“Y manifiestas son las obras de la carne, que son: adulterio, inmundicia, lascivia, idolatría, hechicerías, enemistades, pleitos, celos, iras, contiendas, herejías, envidias, homicidios, borracheras, orgías, y cosas semejantes a estas; acerca de las cuales os amonesto, como ya os lo he dicho antes, que los que practican tales cosas no heredarán el Reino de Dios.” (Gálatas 5:19-21)
¿Usted quedaría al lado de un amigo que hiciera todo lo que a usted no le gusta? Todo lo que usted piensa que una persona no debería hacer, él hace. Y todo lo que usted cree que una persona debería hacer, él no hace. ¿Qué plática tendría usted con ese amigo? Inmediatamente, la amistad de ustedes acabaría y se apartarían.
De la misma forma, nos apartamos de Dios cuando hacemos aquello que no Le agrada, permaneciendo en los malos caminos, aborreciendo a Él, desobedeciendo Su voluntad y Sus enseñanzas. ¿Recuerda el mes pasado que hablamos sobre la protección de Dios y mencionamos que cada árbol da su fruto y que jamás conseguiríamos cosechar plátanos de un coquero? Pues así es. La Biblia nos habla de las obras de la carne, que son los frutos que vemos en aquellos que aún no nacieron de Dios.
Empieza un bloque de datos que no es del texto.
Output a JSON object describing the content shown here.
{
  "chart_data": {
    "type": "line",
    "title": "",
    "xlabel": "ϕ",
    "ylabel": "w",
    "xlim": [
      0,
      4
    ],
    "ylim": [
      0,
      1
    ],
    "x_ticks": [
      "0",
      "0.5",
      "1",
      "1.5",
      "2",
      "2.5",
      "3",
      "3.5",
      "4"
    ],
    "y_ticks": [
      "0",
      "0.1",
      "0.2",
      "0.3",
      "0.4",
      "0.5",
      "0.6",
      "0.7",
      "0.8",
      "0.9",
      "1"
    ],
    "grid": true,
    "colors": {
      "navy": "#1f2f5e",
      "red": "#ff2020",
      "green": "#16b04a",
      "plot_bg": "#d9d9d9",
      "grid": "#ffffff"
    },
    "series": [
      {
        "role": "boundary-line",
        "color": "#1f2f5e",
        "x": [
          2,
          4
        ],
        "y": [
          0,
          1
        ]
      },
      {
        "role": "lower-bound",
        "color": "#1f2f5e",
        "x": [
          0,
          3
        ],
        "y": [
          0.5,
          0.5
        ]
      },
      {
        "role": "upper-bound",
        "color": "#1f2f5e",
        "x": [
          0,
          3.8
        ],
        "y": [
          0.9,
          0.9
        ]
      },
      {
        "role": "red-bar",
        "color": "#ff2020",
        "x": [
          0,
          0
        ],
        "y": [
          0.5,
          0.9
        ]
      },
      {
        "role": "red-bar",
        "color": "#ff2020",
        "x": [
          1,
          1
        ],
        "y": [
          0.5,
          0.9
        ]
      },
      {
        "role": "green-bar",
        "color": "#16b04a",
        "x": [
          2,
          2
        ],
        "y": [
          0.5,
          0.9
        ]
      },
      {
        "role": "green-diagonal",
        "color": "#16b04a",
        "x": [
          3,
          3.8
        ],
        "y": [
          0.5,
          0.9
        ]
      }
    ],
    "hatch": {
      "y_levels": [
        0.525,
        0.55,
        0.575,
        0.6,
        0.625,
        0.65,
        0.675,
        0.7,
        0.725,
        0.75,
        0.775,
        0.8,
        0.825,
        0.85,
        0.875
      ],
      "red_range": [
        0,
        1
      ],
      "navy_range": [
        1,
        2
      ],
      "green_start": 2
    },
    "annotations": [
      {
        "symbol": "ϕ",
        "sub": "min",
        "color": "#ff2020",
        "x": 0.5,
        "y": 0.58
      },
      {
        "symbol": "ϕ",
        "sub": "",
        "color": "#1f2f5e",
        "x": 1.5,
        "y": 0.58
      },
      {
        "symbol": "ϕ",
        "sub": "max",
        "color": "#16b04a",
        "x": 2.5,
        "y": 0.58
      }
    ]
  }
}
La “carne” es la voluntad del corazón, los impulsos de nuestra naturaleza que fue quebrada por el pecado de Adán y Eva. Quien no nació de Dios, aún está sujeto a las consecuencias de aquél error y, por lo tanto, condenado a la muerte eterna. Sólo cuando entrega su vida al Señor Jesús es que la persona consigue tener una nueva vida. Pero, para nacer una nueva criatura, la vieja criatura debe morir.